異世界学園ものかと思いきや、冒頭の大事件によって、学園どころか国から逃げる羽目になる主人公たちです。しかし、あまり悲壮感はなく、不思議で便利なキッチンカーとともに、さまざまな地を巡り、多くの人々に出会い、強くなりながら目的地へと一歩一歩足を進める物語です。
異世界の大陸の空気を感じながら、まっすぐな性格の主人公たちが旅路の中で少しずつ確実に成長していく様子は、とても心地よい読書体験でした。
出会う大人たちもまた、手助けしすぎることなく、カイルとシャルロットの二人をおおらかに守り育てます。戦いながらの旅にも関わらず、どこか安心して読めたのは、憩いのキッチンカーと頼もしい大人たちの存在があったからでしょうか。
世界観を同一にする作品も発表されているので、まだこの世界の空気を味わえるのが嬉しいです。
――というのが、私にとっての本作でした(ひとこと紹介からの続き)。
呪いのドラゴンロードの襲撃によって崩壊し、貴族狩りが始まった祖国エフタルから、魔術師にしてエフタル貴族レーヴァテイン家の息女たる少女シャルロットと共に旅立った少年カイル。
森を抜け、水辺を後にし、港町を越えて砂漠の帝国――そして迷宮の都市へ。
行く先々で人々との出会い、新しい経験を重ねながら――時に旅の仲間を加え、キッチンカーで各地を渡り歩く少年少女の旅路は、作中世界の広がりを感じさせ、のみならず「旅する楽しさ」を想起させ、私にとって心地よく読み進められる物語でした。

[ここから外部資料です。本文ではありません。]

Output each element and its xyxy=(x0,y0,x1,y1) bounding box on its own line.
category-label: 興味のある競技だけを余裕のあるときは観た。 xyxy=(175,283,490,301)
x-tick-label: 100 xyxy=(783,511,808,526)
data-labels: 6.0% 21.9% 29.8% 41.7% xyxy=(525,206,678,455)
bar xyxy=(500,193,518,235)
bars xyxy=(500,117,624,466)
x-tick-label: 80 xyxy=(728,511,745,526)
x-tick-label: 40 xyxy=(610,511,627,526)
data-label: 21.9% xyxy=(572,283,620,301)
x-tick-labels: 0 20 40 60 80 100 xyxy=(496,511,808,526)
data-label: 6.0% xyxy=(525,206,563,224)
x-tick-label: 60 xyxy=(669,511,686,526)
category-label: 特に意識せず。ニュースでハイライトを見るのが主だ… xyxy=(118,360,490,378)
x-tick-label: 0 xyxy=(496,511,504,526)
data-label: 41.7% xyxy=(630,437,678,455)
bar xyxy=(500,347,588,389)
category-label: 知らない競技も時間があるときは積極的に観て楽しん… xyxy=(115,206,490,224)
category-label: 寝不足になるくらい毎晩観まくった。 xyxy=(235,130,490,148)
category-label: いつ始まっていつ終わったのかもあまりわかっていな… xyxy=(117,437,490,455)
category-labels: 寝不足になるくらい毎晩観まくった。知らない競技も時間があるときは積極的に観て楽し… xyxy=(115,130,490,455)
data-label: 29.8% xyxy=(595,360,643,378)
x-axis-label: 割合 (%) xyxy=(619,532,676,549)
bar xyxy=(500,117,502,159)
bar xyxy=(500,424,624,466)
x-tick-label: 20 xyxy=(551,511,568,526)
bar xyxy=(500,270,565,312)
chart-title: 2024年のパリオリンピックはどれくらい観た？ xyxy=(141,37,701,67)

主人公である彼ら彼女らの旅を通して、読み手である私達も見知らぬ世界、見知らぬ土地を旅して、そして知ってゆく。これは「異世界ファンタジー」の醍醐味と言うべきひとつであると私などは思うのですが、いかがでしょうか。
「旅する物語」を好まれる方、どうぞお手に取ってみてください。
余談ながら本作、紹介文にも記載ある通り同作者氏の「灰色の第四王女」と世界観・時系列を共有する作品となっています。
今回レビューを書くにあたって、いくつかの確認のため拾い読みみたいなことをしていたのですが、あるシーンで「ああ、ここはあそこからこう繋がっているのか」と気づいたところがあり、今になって新鮮な驚きを味わえました。
同一の下地を共有する作品なればこそのものですが、こうした読書体験というのもまたよいものですね。